A bill passed by the State Duma last week is set to abolish tax exemptions enjoyed by Russian charitable organizations and foreign investors alike, analysts said Monday.


The bill, which passed Friday with 332 votes, aims to cancel all exemptions on paying import tax, value-added tax and excise duty that have been obtained by government order or presidential decree.


The bill, which had been rejected by the Federation Council earlier in the month, now needs only President Boris Yeltsin's signature to become law.


But analysts said the president is likely to veto the bill.


Mikhail Delyagin, an economist with the president's analytical center, called the law "absurd" and said it could kill foreign investment in Russia.


A limited number of foreign investors last month were granted a 50 percent break on customs duties on certain imported goods, excluding alcohol and tobacco, under a Yeltsin decree that would be revoked by the Duma law.
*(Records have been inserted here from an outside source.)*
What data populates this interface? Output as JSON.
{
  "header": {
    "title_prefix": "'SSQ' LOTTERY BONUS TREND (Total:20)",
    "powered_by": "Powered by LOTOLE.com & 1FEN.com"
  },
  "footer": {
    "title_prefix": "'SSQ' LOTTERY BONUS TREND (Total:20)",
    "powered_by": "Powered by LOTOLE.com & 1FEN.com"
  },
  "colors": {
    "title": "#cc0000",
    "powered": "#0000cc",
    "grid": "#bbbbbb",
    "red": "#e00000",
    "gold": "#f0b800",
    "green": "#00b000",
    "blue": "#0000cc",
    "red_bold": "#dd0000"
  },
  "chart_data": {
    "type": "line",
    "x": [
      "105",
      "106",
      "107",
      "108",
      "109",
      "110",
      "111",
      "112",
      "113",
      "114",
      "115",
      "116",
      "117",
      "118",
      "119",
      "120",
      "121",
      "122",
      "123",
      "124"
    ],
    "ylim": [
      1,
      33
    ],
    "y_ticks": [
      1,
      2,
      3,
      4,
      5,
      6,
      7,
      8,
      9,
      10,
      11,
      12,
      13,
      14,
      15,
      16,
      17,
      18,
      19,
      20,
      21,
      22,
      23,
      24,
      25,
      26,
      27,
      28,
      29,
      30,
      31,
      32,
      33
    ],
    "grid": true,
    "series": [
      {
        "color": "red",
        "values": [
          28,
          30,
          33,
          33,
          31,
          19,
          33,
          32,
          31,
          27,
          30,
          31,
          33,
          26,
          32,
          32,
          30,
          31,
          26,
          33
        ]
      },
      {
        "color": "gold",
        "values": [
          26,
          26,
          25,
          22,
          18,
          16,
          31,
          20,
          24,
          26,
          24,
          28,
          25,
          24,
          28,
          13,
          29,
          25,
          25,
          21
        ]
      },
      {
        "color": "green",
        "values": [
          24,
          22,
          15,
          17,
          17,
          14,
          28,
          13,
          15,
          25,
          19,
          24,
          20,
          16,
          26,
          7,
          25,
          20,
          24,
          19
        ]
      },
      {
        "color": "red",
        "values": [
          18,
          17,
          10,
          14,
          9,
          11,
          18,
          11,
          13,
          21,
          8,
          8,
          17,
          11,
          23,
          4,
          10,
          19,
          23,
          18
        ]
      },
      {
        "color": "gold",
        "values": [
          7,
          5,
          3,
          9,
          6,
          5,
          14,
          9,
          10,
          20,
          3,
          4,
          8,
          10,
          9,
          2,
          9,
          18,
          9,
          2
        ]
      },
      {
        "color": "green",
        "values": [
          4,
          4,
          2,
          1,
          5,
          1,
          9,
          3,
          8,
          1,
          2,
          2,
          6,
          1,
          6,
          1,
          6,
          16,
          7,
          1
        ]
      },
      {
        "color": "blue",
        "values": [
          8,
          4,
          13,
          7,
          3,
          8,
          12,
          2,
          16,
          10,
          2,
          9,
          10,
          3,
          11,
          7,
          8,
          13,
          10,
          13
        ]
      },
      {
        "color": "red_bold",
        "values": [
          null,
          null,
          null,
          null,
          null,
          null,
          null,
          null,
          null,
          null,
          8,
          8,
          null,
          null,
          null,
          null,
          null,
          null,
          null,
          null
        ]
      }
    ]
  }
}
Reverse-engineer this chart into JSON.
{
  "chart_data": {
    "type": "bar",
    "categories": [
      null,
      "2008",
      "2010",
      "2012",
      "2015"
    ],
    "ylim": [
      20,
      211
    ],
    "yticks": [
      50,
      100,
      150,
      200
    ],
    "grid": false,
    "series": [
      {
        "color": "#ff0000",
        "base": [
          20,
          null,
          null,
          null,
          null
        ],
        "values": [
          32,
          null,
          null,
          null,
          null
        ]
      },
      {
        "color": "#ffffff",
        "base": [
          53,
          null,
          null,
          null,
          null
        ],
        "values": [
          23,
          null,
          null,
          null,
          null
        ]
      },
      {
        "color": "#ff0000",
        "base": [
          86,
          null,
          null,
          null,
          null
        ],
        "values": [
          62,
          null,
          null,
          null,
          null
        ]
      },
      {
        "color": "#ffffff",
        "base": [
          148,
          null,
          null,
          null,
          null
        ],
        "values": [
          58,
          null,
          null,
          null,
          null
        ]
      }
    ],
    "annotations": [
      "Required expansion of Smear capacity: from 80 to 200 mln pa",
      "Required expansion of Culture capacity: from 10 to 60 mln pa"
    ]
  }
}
Manufacturing joint ventures worth more than $100 million and with a foreign stake of at least $10 million were eligible for the break, which local executives said would benefit few firms.


Many Russian charitable organizations have benefitted from another presidential decree, in December 1993, exempting them from the state levies. The breaks were granted to allow the organizations to raise money to fund domestic projects.


Sergei Zhukov, a spokesman for the Duma's budget committee, said Monday the law could raise an extra 3 trillion rubles ($680 million) for the budget and could hardly be a real threat to foreign investment.


"We are speaking only about a few big companies which got special exemption from the president. The law mostly deals with social organizations -- veterans, sports, invalids and so on," Zhukov said.


"The budget is losing huge sums of money because of these unjustified exemptions. It is unacceptable in the present economic situation."


According to Izvestia, exemptions for veterans, sports, invalids and other organizations have cost Russia millions of dollars in lost revenues.


The International Monetary fund and other lenders have urged Russia to raise budget revenues by getting rid of such exemptions as a measure toward reining in the country's budget deficit, which is currently running at more than 10 percent of gross domestic product.